Il y a dans son petit appartement un joli sapin de Noël, une guirlande qui court et clignote le long des murs et puis, sur une minuscule étagère, quelques photos. Elles comptent beaucoup.
Côte à côte, l'image du pape François, un cliché d'une de ses amies aujourd'hui décédée et une carte postale de Sainte Thérèse de Lisieux. Tout à côté, une petite croix et la Bible. "Je la lis chaque jour." Il a aussi glissé dans un classeur bleu les petits mots envoyés par des enfants du collège Sainte-Marie, tout proche. Tous lui disent merci "du fond du cœur".
Lionel Droniou, 64 ans, dit " Yoyo", né un 1er avril dans un village de Seine Maritime, mis à la porte de la maison familiale par sa mère et son beau-père et élevé par sa grand-mère, est venu leur raconter son parcours de vie.

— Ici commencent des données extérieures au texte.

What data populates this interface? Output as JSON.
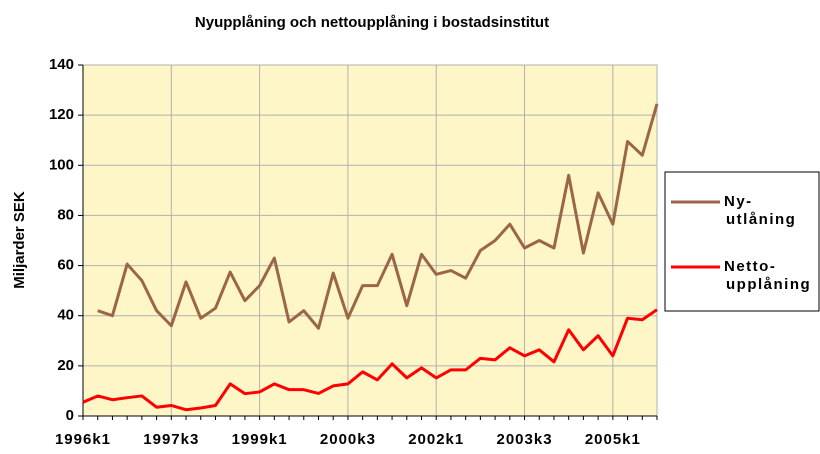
{
  "chart_data": {
    "type": "line",
    "title": "Nyupplåning och nettoupplåning i bostadsinstitut",
    "y_label": "Miljarder SEK",
    "categories": [
      "1996k1",
      null,
      null,
      null,
      null,
      null,
      "1997k3",
      null,
      null,
      null,
      null,
      null,
      "1999k1",
      null,
      null,
      null,
      null,
      null,
      "2000k3",
      null,
      null,
      null,
      null,
      null,
      "2002k1",
      null,
      null,
      null,
      null,
      null,
      "2003k3",
      null,
      null,
      null,
      null,
      null,
      "2005k1",
      null,
      null,
      null
    ],
    "series": [
      {
        "name": "Ny-utlåning",
        "color": "#9b6645",
        "values": [
          null,
          42,
          40,
          60.6,
          54,
          42,
          36,
          53.5,
          39,
          43,
          57.4,
          46,
          52,
          63,
          37.5,
          42,
          35,
          57,
          39,
          52,
          52,
          64.5,
          44,
          64.5,
          56.5,
          58,
          55,
          66,
          70,
          76.5,
          67,
          70,
          67,
          96,
          65,
          89,
          76.5,
          109.5,
          104,
          124.5
        ]
      },
      {
        "name": "Netto-upplåning",
        "color": "#ff0000",
        "values": [
          5.5,
          8,
          6.5,
          7.3,
          8,
          3.5,
          4.2,
          2.5,
          3.2,
          4.2,
          12.8,
          8.9,
          9.6,
          12.8,
          10.5,
          10.5,
          9,
          12,
          12.8,
          17.6,
          14.4,
          20.8,
          15.2,
          19.2,
          15.2,
          18.4,
          18.4,
          23,
          22.4,
          27.2,
          24,
          26.4,
          21.6,
          34.4,
          26.4,
          32,
          24,
          39,
          38.4,
          42.4
        ]
      }
    ],
    "ylim": [
      0,
      140
    ],
    "yticks": [
      0,
      20,
      40,
      60,
      80,
      100,
      120,
      140
    ],
    "grid": true,
    "legend": "right",
    "background": "#fff6c8"
  }
}
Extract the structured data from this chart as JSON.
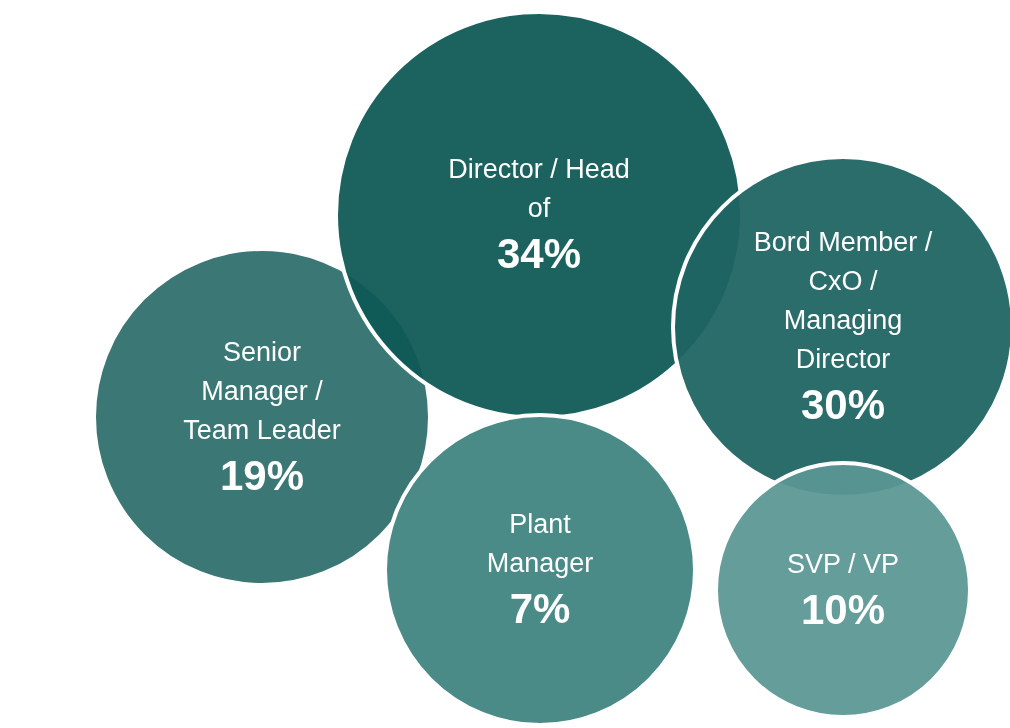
{
  "chart_data": {
    "type": "other",
    "categories": [
      "Senior Manager / Team Leader",
      "Director / Head of",
      "Bord Member / CxO / Managing Director",
      "Plant Manager",
      "SVP / VP"
    ],
    "values": [
      19,
      34,
      30,
      7,
      10
    ],
    "value_labels": [
      "19%",
      "34%",
      "30%",
      "7%",
      "10%"
    ],
    "colors": [
      "#2e6e6c",
      "#0e5956",
      "#1e6462",
      "#3f8480",
      "#5a9794"
    ]
  }
}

Et sa vie à lui fut sacrément cabossée : il l'a passée dans la rue pendant un paquet d'années, entre Rouen et Le Havre "J'étais un vrai clochard, un pouilleux, un crasseux, avec mes cheveux longs et une barbe qui me tombait jusqu'aux genoux. je passais mon temps à faire la manche et à picoler."
La crèche de la rue Joyeuse, la bien nommée
Il se souvient qu'une nuit de 2005, sous le porche du lycée de la Miséricorde, à Rouen, où il avait pris l'habitude de dormir aux côtés de son copain Pascal, un autre SDF, il s'est réveillé en sursaut, les mains toutes tremblantes, il s'est assis sur sa couverture et a attendu que le jour se lève. Au petit matin, il a vu des gens passer sur le trottoir d'en face. "C'est là, dit Lionel, que tout a changé. Je me suis dit : 'et moi, pourquoi je ne ferai pas comme eux ?'". C'est-à-dire ? "Redevenir quelqu'un de normal, aller boire un petit café au bistrot du coin, aller chercher son pain à la boulangerie... C'est à ce moment-là que j'ai décidé de venir au foyer." Arlette, de l'association "Le Lien", qui vient en aide aux gens de la rue, l'a aidé à en trouver le chemin. "Aujourd'hui, vous pouvez lui parler de Yoyo : elle est fière de moi."
Quinze ans plus tard, le foyer de l'URAS à Rouen, qu'anime l'association d'action sociale Emergence-s, est devenu sa seconde maison. Il y loge dans une annexe, s'est reconstruit pas à pas, sans plus jamais d'alcool, aidé par les animateurs du lieu dont Hafid, son confident et encadrant. "Sans lui, sans eux, je n'aurais pas réussi."
Désormais, Lionel ne fête plus Noël dans la rue mais auprès de ses "potes" résidents du foyer de la rue Joyeuse, la bien nommée. C'est là qu'il a réalisé une crèche de Noël, installée dans la petite chapelle de l'Entraide Sainte Marie. Elle est faite de plein de petits personnages et de jolies maisons posées sur de la sciure de bois, ouverte à la visite chaque week-end et chaque mercredi. Cette crèche, c'est son cadeau de Noël pour les autres.
"La dégringolade, ça peut aller très vite"
Sa foi a beaucoup compté dans son parcours. "J'ai été enfant de chœur jusqu'à l'âge de 16 ans. La nuit où je me suis réveillé les mains tremblantes, je l'ai pris comme un signe du Seigneur."
Un signe pour dire qu'on peut remonter la pente. " J'en ai bavé et c'est pour cela que je peux aujourd'hui en parler aux jeunes qui pourraient parfois se laisser aller. Je leur dis de faire attention. La dégringolade peut aller très vite mais la remontée est beaucoup plus difficile." Avant, Lionel n'arrivait pas à commencer une journée sans avoir avalé au moins une bouteille entière de vin, "que du rosé". Et ce rosé fut son faux frère pendant des années. " J'en étais arrivé à plusieurs cuites par jour, des litres et des litres. Pour me lever le matin, j'avais besoin de ma dose !" Dans sa nouvelle vie, il a parfois des coups de moins bien, un peu de vague à l'âme. Les souvenirs d'autrefois trottent dans sa tête. Il se revoit enfant auprès de sa grand-mère qu'il aimait tant et de sa petite sœur Sandrine aujourd'hui disparue. "Toutes deux me manquent. Mais je ne peux pas refaire l'histoire."